If you haven’t already read it (it’s been in the Stall Wall since last night), it’s here, and I encourage you to read it not just because there’s something oddly enjoyable about reading bad writing. You should read it to see an example of how not to act if you don’t want to be the most hated gay hipster on the internet. You should read it to see an example of how not to live your life as a human being in this world!
As one person in the comments wrote, “This article is the Showgirls of our time”:
10. If I had to, I would trace the beginning of the post-mo, and our true introduction as functional members of society, to the premiere of the NBC sitcom Will & Grace in 1998.
9. I didn’t own anything rainbow-coloured nor did I want to, and I stopped going to those youth meetings because, hey, I’m just a boy who likes other boys, and what else is there to say, okay?
8. Online, more and more, the words “straight acting and looking” or “masculine” have popped up in “Looking for” boxes.
7. We vacation with our boyfriends in fabulously rustic country homes that belong to our parents, who don’t mind us coming to stay as a couple.
6. Recent news stories about gay-straight alliances, a cause du jour this second wave of post-mos has taken on, are a sign that gay activism never went away at all.
5. I am a writer who happens to be gay, not the other way around.
4. From San Fran’s Castro District, gay heavyweights like Harvey Milk emerged to fight for our rights.
3. While I was making Girl Power t-shirts in computer class, I was also learning how to navigate websites to see my first penis, set up a Hotmail account and get an ICQ number.
2. We don’t march in Pride and we probably never will. (After-parties only, please.)
1. I suffer from online dating fatigue already and haven’t held a guy’s hand in almost three years.

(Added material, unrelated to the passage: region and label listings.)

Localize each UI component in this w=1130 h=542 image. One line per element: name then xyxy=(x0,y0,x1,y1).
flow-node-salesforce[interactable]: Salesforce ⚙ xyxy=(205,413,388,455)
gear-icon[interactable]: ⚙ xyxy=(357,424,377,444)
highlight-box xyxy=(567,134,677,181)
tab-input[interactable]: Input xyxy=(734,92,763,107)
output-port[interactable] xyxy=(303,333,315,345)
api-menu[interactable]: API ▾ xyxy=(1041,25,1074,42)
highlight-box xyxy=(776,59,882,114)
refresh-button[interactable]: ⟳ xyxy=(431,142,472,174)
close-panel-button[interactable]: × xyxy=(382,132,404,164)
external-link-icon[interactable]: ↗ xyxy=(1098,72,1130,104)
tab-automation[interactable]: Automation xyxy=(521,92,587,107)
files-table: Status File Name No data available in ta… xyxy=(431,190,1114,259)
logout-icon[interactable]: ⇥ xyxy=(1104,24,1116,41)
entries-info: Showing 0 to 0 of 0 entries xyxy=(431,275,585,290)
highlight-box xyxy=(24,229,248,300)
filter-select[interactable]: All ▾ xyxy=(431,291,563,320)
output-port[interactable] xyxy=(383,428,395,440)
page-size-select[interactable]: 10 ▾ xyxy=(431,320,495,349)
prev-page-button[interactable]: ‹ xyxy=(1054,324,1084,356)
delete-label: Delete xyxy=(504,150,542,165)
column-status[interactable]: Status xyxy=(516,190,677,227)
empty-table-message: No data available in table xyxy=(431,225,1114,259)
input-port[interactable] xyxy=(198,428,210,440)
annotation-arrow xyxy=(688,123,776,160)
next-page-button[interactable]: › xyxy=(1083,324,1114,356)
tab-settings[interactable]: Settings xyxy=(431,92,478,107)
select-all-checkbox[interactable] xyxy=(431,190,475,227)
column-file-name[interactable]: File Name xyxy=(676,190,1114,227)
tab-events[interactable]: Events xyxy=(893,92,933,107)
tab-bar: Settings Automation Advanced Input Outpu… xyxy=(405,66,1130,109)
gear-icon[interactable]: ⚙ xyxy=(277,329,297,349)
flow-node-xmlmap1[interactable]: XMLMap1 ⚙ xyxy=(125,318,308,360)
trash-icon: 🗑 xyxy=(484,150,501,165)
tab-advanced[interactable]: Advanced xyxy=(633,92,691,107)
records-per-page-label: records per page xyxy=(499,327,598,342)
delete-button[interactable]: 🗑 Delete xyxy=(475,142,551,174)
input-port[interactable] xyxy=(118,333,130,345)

Dear Mr. Aguirre-Livingston: Never mistake selfish self-indulgence as some new wave of homosexuality. That’s just called being an asshole. To be honest, there’s nothing wrong with the notion of a “new kind of gay,” but Dawn Of A New Gay wasn’t about a “new kind of gay.” It was just about you. Also, I’ve never seen someone try so hard (3000+ words!) to convince me of their apathy.